OpenAI’s appetite for data has become a liability for the company, with several Western data protection authorities initiating investigations of their methods for collecting data for their AI models. Leading the charge is the Italian data protection authority, which has blocked the use of ChatGPT, the AI chatbot from OpenAI, as a precautionary measure. Many other countries, such as Canada, France, Germany, and Ireland, have also started to conduct investigations into how OpenAI collects, processes, and uses data powering their bot.
The sheer size of the data needed to train OpenAI’s AI models has been a key factor in attracting the attention of the data protection authorities. For example, OpenAI’s GPT-2 model had a data set consisting of 40 gigabytes of text, and GPT-3, ChatGPT’s predecessor, was trained on 570 GB of data, though the precise size of GPT-4’s data set remains unknown. As AI development often depends on having vast amounts of data to be effective, this heavy reliance on data has become one of OpenAI’s core strengths, but this strength has become a potential liability in this instance.
Data protection authorities are concerned that OpenAI has scraped user data — such as names and emails — and used it without people’s consent. The European Data Protection Board is setting up a task force to coordinate any investigations and to enforce any enforcement actions against OpenAI. This task force has tasked OpenAI to be compliant with the law by April 30 — this means they will have to acquire permission to use data scraped from people, or prove they have a “legitimate interest” in collecting it. OpenAI may have to explain how ChatGPT is using users’ data, allow them to correct any mistakes about them, allow them to erase data, and even stop using data against objection. If OpenAI does not gain compliance to the law by April 30, they could be banned from certain countries or the entire European Union, face heavy fines, and be forced to delete models and associated data.

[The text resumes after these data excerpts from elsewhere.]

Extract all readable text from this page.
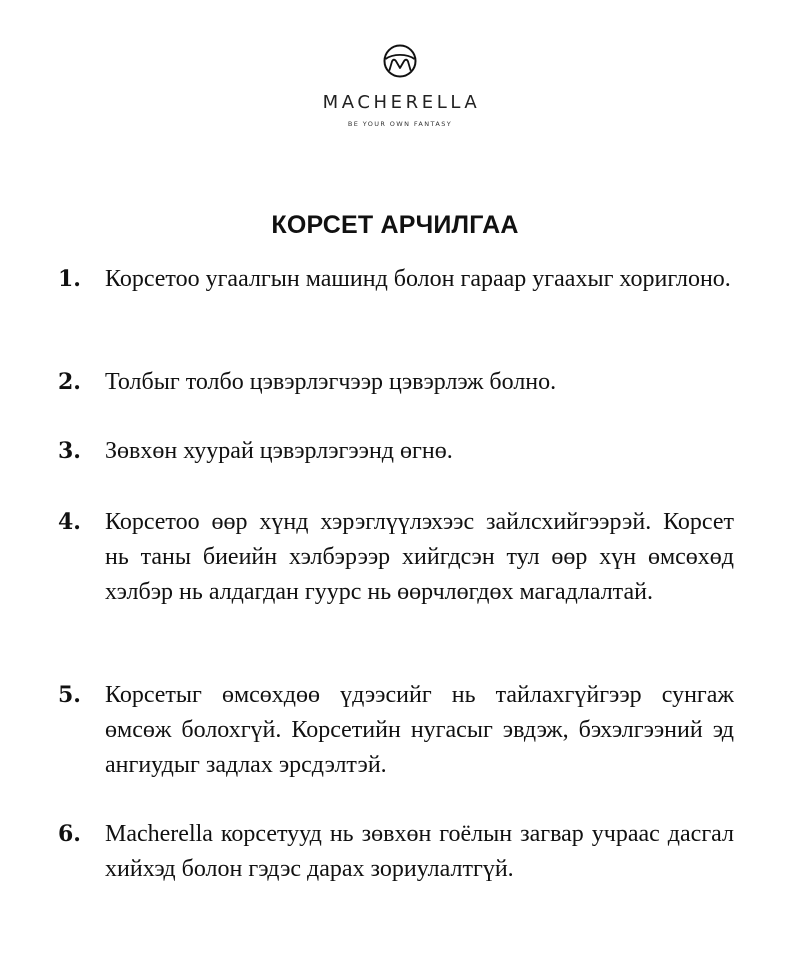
MACHERELLA
BE YOUR OWN FANTASY
КОРСЕТ АРЧИЛГАА
1.	Корсетоо угаалгын машинд болон гараар угаахыг хориглоно.
2.	Толбыг толбо цэвэрлэгчээр цэвэрлэж болно.
3.	Зөвхөн хуурай цэвэрлэгээнд өгнө.
4.	Корсетоо өөр хүнд хэрэглүүлэхээс зайлсхийгээрэй. Корсет нь таны биеийн хэлбэрээр хийгдсэн тул өөр хүн өмсөхөд хэлбэр нь алдагдан гуурс нь өөрчлөгдөх магадлалтай.
5.	Корсетыг өмсөхдөө үдээсийг нь тайлахгүйгээр сунгаж өмсөж болохгүй. Корсетийн нугасыг эвдэж, бэхэлгээний эд ангиудыг задлах эрсдэлтэй.
6.	Macherella корсетууд нь зөвхөн гоёлын загвар учраас дасгал хийхэд болон гэдэс дарах зориулалтгүй.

OpenAI is an American artificial intelligence research laboratory with Sam Altman as its CEO. OpenAI’s mission is to ensure that artificial general intelligence (AGI) benefits all of humanity. Its members come from some of the world’s leading organizations including Microsoft, Northrop Grumman, NVIDIA, Google, and Goldman Sachs.
Alexis Leautier is an AI expert at the French regulatory body CNIL. He is experienced in more than two decades in AI and advice on how corporations can comply with data protection law. He is also a key figure in the investigation of OpenAI and its practices, as part of the European Data Protection Board.